Massureq adalah kegiatan membacakan lontara dengan cara melagu dan tidak menggunakan musik. Orang yang membacakan lontara dengan cara melagu disebut Passureq. Massureq adalah salah satu mahakarya yang sangat vital dalam penyebaran ajaran-ajaran orang Bugis dulu yang tercatat dalam naskah lontara. Mulanya pertunjukan tradisi lisan massureq dijadikan sebagai sarana hiburan bagi masayarakat daerah Wajo.
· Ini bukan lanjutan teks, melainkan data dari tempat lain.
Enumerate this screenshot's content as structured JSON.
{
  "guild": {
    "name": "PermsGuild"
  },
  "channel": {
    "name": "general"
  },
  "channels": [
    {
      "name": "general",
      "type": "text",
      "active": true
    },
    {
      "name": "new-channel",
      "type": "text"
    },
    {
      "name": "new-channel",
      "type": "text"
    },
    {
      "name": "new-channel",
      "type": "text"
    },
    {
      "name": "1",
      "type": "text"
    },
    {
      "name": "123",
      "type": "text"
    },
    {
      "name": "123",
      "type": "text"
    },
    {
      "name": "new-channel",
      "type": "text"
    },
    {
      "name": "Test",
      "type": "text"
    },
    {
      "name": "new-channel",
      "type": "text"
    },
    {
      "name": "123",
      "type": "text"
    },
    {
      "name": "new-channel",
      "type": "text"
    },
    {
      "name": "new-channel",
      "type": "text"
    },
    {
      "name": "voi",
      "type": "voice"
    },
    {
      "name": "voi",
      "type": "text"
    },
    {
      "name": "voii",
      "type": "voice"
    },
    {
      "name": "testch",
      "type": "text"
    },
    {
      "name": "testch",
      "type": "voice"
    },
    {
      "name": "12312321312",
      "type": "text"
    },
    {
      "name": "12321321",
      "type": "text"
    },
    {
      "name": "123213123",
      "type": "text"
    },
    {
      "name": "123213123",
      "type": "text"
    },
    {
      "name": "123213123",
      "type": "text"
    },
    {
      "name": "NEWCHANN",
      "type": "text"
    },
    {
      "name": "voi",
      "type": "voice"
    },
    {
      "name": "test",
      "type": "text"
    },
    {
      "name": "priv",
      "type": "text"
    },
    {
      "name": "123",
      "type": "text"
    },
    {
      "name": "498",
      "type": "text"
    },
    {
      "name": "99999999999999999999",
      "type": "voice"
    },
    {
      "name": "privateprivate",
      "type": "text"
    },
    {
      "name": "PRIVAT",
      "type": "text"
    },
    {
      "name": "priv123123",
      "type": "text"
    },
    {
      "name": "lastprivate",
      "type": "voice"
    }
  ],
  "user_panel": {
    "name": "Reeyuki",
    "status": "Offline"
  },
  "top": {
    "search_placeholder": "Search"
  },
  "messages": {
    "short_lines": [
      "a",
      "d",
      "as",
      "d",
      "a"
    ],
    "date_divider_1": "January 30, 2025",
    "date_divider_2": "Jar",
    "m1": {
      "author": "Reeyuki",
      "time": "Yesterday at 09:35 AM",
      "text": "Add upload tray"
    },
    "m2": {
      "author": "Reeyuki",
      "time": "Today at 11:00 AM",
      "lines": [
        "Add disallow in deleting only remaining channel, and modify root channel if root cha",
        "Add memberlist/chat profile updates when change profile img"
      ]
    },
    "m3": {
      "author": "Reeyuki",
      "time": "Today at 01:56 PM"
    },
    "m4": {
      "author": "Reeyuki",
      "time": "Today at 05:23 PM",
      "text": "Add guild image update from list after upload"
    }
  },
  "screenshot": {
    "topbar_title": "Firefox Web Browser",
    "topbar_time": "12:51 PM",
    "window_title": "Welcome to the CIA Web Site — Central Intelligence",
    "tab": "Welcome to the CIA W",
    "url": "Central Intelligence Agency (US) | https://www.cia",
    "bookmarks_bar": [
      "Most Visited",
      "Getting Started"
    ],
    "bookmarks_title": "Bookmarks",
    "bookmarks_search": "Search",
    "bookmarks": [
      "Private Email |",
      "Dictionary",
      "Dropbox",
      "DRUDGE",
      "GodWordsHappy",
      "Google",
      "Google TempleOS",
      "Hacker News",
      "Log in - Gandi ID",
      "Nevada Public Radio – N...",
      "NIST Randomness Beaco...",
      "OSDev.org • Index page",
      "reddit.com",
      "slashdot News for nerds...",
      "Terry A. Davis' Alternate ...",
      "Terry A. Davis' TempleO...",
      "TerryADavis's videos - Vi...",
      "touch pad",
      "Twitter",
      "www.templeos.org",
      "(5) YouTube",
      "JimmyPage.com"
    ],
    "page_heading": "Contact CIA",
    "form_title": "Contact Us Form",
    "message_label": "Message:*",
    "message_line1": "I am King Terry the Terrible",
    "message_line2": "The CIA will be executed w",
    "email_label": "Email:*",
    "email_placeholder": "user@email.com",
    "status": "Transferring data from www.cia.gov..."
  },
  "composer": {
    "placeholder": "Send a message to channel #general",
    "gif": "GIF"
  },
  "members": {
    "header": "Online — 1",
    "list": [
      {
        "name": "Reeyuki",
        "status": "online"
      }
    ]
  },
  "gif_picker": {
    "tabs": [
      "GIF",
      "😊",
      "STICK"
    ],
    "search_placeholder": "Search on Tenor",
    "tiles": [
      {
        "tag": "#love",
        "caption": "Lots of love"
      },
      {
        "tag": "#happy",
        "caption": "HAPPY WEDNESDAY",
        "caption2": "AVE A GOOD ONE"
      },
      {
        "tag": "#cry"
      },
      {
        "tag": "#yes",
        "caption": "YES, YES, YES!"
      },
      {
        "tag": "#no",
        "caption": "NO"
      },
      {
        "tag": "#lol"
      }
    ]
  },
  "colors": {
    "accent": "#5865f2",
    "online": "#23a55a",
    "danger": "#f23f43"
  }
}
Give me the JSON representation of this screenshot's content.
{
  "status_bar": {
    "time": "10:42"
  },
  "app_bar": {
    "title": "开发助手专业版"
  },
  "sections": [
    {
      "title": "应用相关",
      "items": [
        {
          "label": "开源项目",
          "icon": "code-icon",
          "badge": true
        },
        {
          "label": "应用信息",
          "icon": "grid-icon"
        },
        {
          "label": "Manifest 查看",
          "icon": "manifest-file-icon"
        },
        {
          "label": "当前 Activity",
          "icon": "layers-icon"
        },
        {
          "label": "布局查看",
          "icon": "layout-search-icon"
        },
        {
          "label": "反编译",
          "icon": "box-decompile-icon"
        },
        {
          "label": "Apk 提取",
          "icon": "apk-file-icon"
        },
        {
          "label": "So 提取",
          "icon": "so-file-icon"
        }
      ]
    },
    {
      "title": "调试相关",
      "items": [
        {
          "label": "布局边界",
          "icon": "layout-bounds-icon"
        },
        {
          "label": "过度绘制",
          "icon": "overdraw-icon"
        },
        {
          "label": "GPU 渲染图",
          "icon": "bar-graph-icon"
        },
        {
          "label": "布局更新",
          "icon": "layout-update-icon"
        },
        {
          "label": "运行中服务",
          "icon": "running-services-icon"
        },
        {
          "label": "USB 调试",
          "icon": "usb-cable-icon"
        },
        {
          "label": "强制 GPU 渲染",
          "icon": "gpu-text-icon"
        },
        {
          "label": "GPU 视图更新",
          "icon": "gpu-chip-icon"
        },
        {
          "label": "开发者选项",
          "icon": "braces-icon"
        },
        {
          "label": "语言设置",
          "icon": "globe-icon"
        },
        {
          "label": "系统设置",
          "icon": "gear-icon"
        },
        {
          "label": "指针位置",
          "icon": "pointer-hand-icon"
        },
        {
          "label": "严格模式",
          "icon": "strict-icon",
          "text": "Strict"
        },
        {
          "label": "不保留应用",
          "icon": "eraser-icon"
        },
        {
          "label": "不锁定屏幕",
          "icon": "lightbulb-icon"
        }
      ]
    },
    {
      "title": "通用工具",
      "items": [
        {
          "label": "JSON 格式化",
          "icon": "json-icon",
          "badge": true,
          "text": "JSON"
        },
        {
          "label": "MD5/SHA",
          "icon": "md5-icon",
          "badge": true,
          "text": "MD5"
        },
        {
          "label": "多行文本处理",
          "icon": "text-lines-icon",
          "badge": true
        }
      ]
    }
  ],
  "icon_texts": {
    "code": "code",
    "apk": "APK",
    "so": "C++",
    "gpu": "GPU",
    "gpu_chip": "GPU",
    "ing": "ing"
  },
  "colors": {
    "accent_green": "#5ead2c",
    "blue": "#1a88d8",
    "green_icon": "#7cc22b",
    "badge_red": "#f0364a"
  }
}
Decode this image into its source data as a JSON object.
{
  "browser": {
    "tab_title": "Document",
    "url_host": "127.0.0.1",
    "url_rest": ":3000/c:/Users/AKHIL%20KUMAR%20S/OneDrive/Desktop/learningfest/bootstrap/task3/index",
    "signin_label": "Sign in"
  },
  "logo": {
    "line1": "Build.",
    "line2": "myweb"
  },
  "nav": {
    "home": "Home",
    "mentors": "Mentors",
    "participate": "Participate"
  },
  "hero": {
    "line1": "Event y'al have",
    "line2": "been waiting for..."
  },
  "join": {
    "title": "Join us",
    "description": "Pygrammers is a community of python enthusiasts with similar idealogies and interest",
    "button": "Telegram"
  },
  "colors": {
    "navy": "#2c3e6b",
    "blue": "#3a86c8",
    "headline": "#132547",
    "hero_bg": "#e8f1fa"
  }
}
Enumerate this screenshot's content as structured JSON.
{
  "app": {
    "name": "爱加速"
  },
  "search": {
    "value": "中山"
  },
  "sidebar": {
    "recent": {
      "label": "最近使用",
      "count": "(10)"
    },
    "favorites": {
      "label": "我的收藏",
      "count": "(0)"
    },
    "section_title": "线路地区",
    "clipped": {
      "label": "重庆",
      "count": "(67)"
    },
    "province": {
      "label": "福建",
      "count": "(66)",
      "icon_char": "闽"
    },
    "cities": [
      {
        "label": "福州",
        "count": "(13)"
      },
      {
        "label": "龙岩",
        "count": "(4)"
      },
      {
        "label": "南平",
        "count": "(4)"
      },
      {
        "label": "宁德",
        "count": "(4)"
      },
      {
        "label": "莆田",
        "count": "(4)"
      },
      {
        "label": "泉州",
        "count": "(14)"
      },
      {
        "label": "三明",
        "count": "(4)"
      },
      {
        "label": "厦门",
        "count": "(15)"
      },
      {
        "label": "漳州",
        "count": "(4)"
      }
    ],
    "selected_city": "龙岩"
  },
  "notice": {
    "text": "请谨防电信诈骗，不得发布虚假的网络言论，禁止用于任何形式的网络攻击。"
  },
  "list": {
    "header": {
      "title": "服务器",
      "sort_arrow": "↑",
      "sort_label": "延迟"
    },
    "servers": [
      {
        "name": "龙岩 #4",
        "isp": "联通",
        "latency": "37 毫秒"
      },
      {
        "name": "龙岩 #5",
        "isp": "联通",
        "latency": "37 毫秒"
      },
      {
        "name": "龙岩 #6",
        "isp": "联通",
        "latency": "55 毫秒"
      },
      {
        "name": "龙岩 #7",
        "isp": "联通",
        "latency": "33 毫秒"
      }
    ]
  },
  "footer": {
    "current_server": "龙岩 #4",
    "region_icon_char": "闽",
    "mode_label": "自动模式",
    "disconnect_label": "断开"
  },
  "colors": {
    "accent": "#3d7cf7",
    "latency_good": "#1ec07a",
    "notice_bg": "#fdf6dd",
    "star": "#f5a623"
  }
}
Pelaksanaan kegiatan massureq sebenarnya tidak memerlukan usaha yang besar, karena untuk membacanya hanya memerlukan sureq itu sendiri, penyangga untuk alat bantu membaca, serta pakaian tradisional untuk mendukung nuansa tradisionalnya. manakala ada acara massureq, orang beramai-ramai mengunjungi karena tertarik mendengar lagoq (nada, irama). dalam kondisi seperti itu tradisi massureq berperan sebagai sarana jumpa sehingga momentum itu dapat memberikan informasi pembangunan, agama, dan nasihat-nasihat. Bagi pemuda dan pemudi mempunyai kesempatan untuk memperluas pergaulan. Lebih dari itu dapat pula digunakannya sebagai langkah awal memilih pasangan hidup.[1]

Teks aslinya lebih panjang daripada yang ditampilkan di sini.